The advantages of using gray iron in pipes are they have thicker walls and have a similar rate of corrosion as steel. However, it also has its drawbacks, such as internal corrosion during extreme conditions, no mechanical strength, and often manufacturing defects.

Other Cast Iron Type Constant

Ductile Cast Iron

Also known as spheroidal graphite cast iron, ductile cast iron is a form of metal that exhibits significant fatigue, impact, and corrosion resistance.

Compared to other types of iron, ductile cast iron, which typically has a carbon concentration of 0.08% to 0.60%, ductile cast iron has a substantially higher carbon content (3.0% to 3.9%). This distinction explains why ductile iron responds to corrosion in a different way.

A graphitic layer is present in ductile iron. Graphite builds up as a graphitic coating on the metal’s surface when corrosion starts. The following corrosion and galvanic behavior of ductile iron are influenced by the adhesion and porosity of this layer.

White Cast Iron

When carbon in the solution cannot solidify into graphite, white cast iron is created. White cast irons are difficult to manufacture because they are brittle and hard. They stand out because they are the only cast iron family member to include carbon as an iron carbide only.

The lower carbon equivalents give white cast iron a light appearance. It maintains good hardness and strength at higher temperatures and has a strong compressive strength.

White cast iron retains its hardness for just a brief time, even up to a red heat, and great wear resistance. To increase toughness, castings are occasionally created with a white structure in certain places and a grey or flaky structure in others.

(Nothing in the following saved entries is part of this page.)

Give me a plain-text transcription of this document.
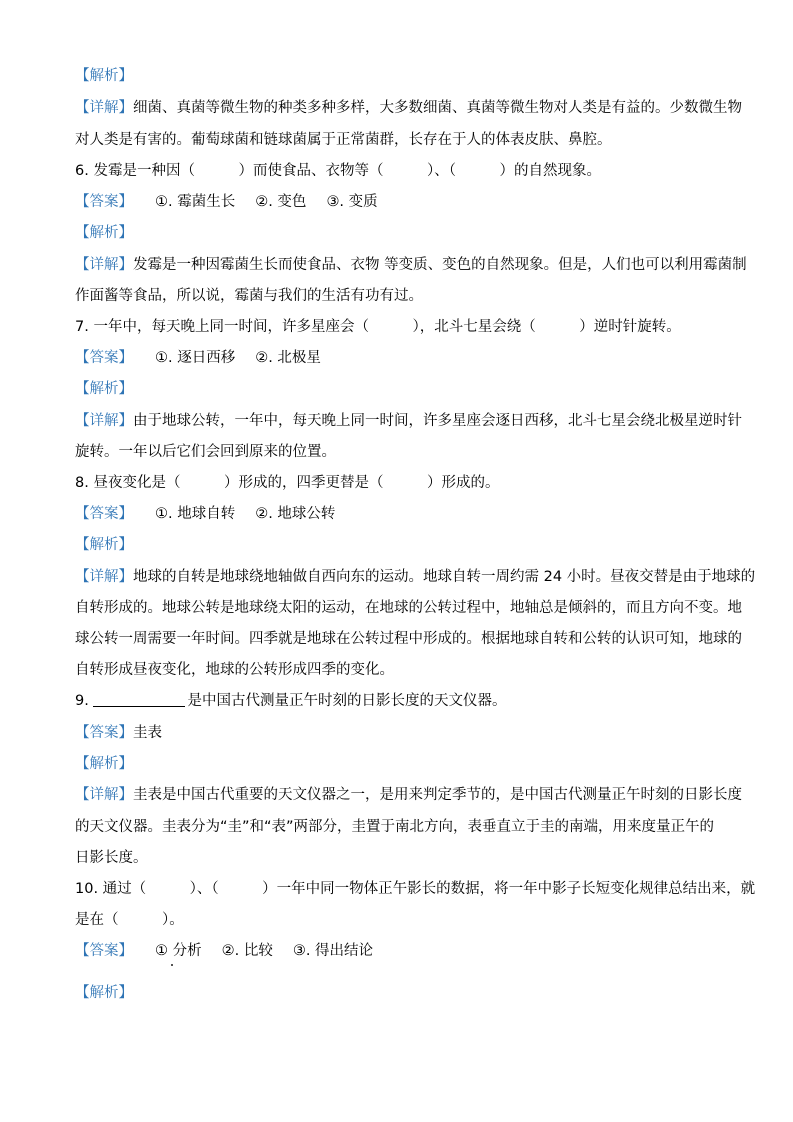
【解析】
【详解】细菌、真菌等微生物的种类多种多样，大多数细菌、真菌等微生物对人类是有益的。少数微生物
对人类是有害的。葡萄球菌和链球菌属于正常菌群，长存在于人的体表皮肤、鼻腔。
6. 发霉是一种因（　　　）而使食品、衣物等（　　　）、（　　　）的自然现象。
【答案】 ①. 霉菌生长 ②. 变色 ③. 变质
【解析】
【详解】发霉是一种因霉菌生长而使食品、衣物 等变质、变色的自然现象。但是，人们也可以利用霉菌制
作面酱等食品，所以说，霉菌与我们的生活有功有过。
7. 一年中，每天晚上同一时间，许多星座会（　　　），北斗七星会绕（　　　）逆时针旋转。
【答案】 ①. 逐日西移 ②. 北极星
【解析】
【详解】由于地球公转，一年中，每天晚上同一时间，许多星座会逐日西移，北斗七星会绕北极星逆时针
旋转。一年以后它们会回到原来的位置。
8. 昼夜变化是（　　　）形成的，四季更替是（　　　）形成的。
【答案】 ①. 地球自转 ②. 地球公转
【解析】
【详解】地球的自转是地球绕地轴做自西向东的运动。地球自转一周约需 24 小时。昼夜交替是由于地球的
自转形成的。地球公转是地球绕太阳的运动，在地球的公转过程中，地轴总是倾斜的，而且方向不变。地
球公转一周需要一年时间。四季就是地球在公转过程中形成的。根据地球自转和公转的认识可知，地球的
自转形成昼夜变化，地球的公转形成四季的变化。
9.	是中国古代测量正午时刻的日影长度的天文仪器。
【答案】圭表
【解析】
【详解】圭表是中国古代重要的天文仪器之一，是用来判定季节的，是中国古代测量正午时刻的日影长度
的天文仪器。圭表分为“圭”和“表”两部分，圭置于南北方向，表垂直立于圭的南端，用来度量正午的
日影长度。
10. 通过（　　　）、（　　　）一年中同一物体正午影长的数据，将一年中影子长短变化规律总结出来，就
是在（　　　）。
【答案】 ① 分析 ②. 比较 ③. 得出结论
【解析】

Due to their lack of impact resistance and the challenge of preserving the structure in thicker portions, these cast irons have a limited range of applications.

Malleable Cast Iron

When a white cast iron goes into a heat-treatment process, it becomes malleable. Its graphite content separates off gradually. This process gives the surface tension ample time for the graphite to get round up rather than become flake graphite. The malleable cast iron is quite similar to mild steel.

In addition to this, malleable cast iron is resistant to corrosion and features excellent toughness.